Because the FDA cleared the device—i.e., licensed it for marketing—through the 510(k) process, the defendant was entitled to Section 82.008(c)’s presumption of non-liability.  The court, however, rejected the presumption based on the misperception that the 510(k) process does not focus on safety.  Id. at *8.  Other courts have made this mistake, and nearly all of them cite Medtronic v. Lohr, 518 U.S. 470, 478 (1996), which was outdated virtually since the day it was published.  As we have explained in detail, the 510(k) process very much focuses on product safety.  The defendant in Isaac should have received the benefit of Texas’ presumption.  Given the prevalence of preemption in design defect cases involving Class III medical devices, this holding has the effect of nullifying the Texas compliance presumption in medical device cases.  Either the claim is preempted, and the presumption is not necessary, or the presumption itself falls away.  Courts, particularly federal courts, should not be interpreting state statutes out of existence.

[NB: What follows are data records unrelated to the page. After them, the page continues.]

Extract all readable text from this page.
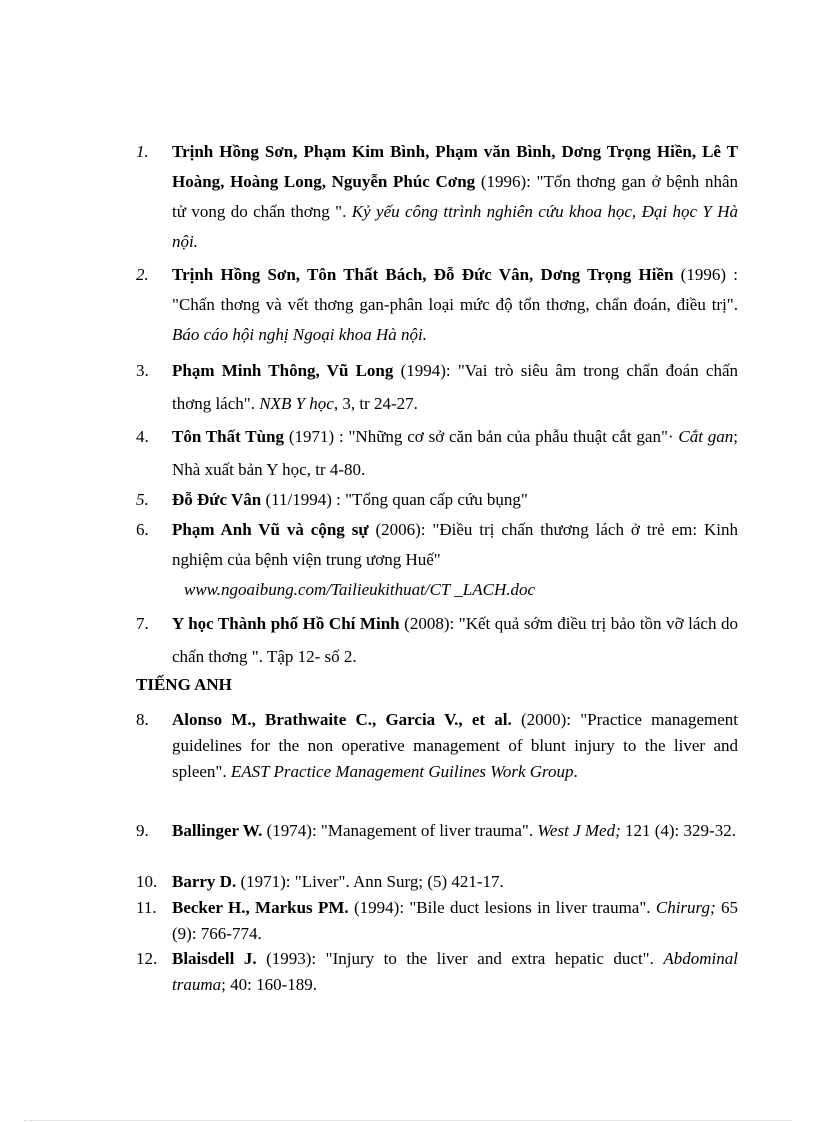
1.	Trịnh Hồng Sơn, Phạm Kim Bình, Phạm văn Bình, Dơng Trọng Hiền, Lê T Hoàng, Hoàng Long, Nguyễn Phúc Cơng (1996): "Tổn thơng gan ở bệnh nhân tử vong do chấn thơng ". Kỷ yếu công ttrình nghiên cứu khoa học, Đại học Y Hà nội.
2.	Trịnh Hồng Sơn, Tôn Thất Bách, Đỗ Đức Vân, Dơng Trọng Hiền (1996) : "Chấn thơng và vết thơng gan-phân loại mức độ tổn thơng, chẩn đoán, điều trị". Báo cáo hội nghị Ngoại khoa Hà nội.
3.	Phạm Minh Thông, Vũ Long (1994): "Vai trò siêu âm trong chẩn đoán chấn thơng lách". NXB Y học, 3, tr 24-27.
4.	Tôn Thất Tùng (1971) : "Những cơ sở căn bản của phẫu thuật cắt gan"· Cắt gan; Nhà xuất bản Y học, tr 4-80.
5.	Đỗ Đức Vân (11/1994) : "Tổng quan cấp cứu bụng"
6.	Phạm Anh Vũ và cộng sự (2006): "Điều trị chấn thương lách ở trẻ em: Kinh nghiệm của bệnh viện trung ương Huế"
www.ngoaibung.com/Tailieukithuat/CT _LACH.doc
7.	Y học Thành phố Hồ Chí Minh (2008): "Kết quả sớm điều trị bảo tồn vỡ lách do chấn thơng ". Tập 12- số 2.
TIẾNG ANH
8.	Alonso M., Brathwaite C., Garcia V., et al. (2000): "Practice management guidelines for the non operative management of blunt injury to the liver and spleen". EAST Practice Management Guilines Work Group.
9.	Ballinger W. (1974): "Management of liver trauma". West J Med; 121 (4): 329-32.
10. Barry D. (1971): "Liver". Ann Surg; (5) 421-17.
11. Becker H., Markus PM. (1994): "Bile duct lesions in liver trauma". Chirurg; 65 (9): 766-774.
12. Blaisdell J. (1993): "Injury to the liver and extra hepatic duct". Abdominal trauma; 40: 160-189.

The court made other rulings.  It found that the plaintiff’s expert had raised a triable issue of fact on medical causation and future damages (Id. at *3-*5); it ruled that the plaintiff had presented evidence of negligent manufacturing through an expert stating that the plaintiff’s filter did not meet “performance specifications” (Id. at *7); it declined to apply Texas’ presumption of non-liability for products that comply with federal safety standards or regulations (Id. at *9); and the court applied Texas’ punitive damages law (which allows punitive damages) over Arizona law (which does not), ruling that the state where the plaintiff resided, was treated, and experienced her alleged injury (Texas) had a more significant relationship with the case than the state where the defendant resided and the product was designed and manufactured (Id. at *10).

So there you have it.  A beacon of light on the warnings claims, and not much to commend after that.  You might even call it a mixed bag (we made it all the way to the end before using that phrase).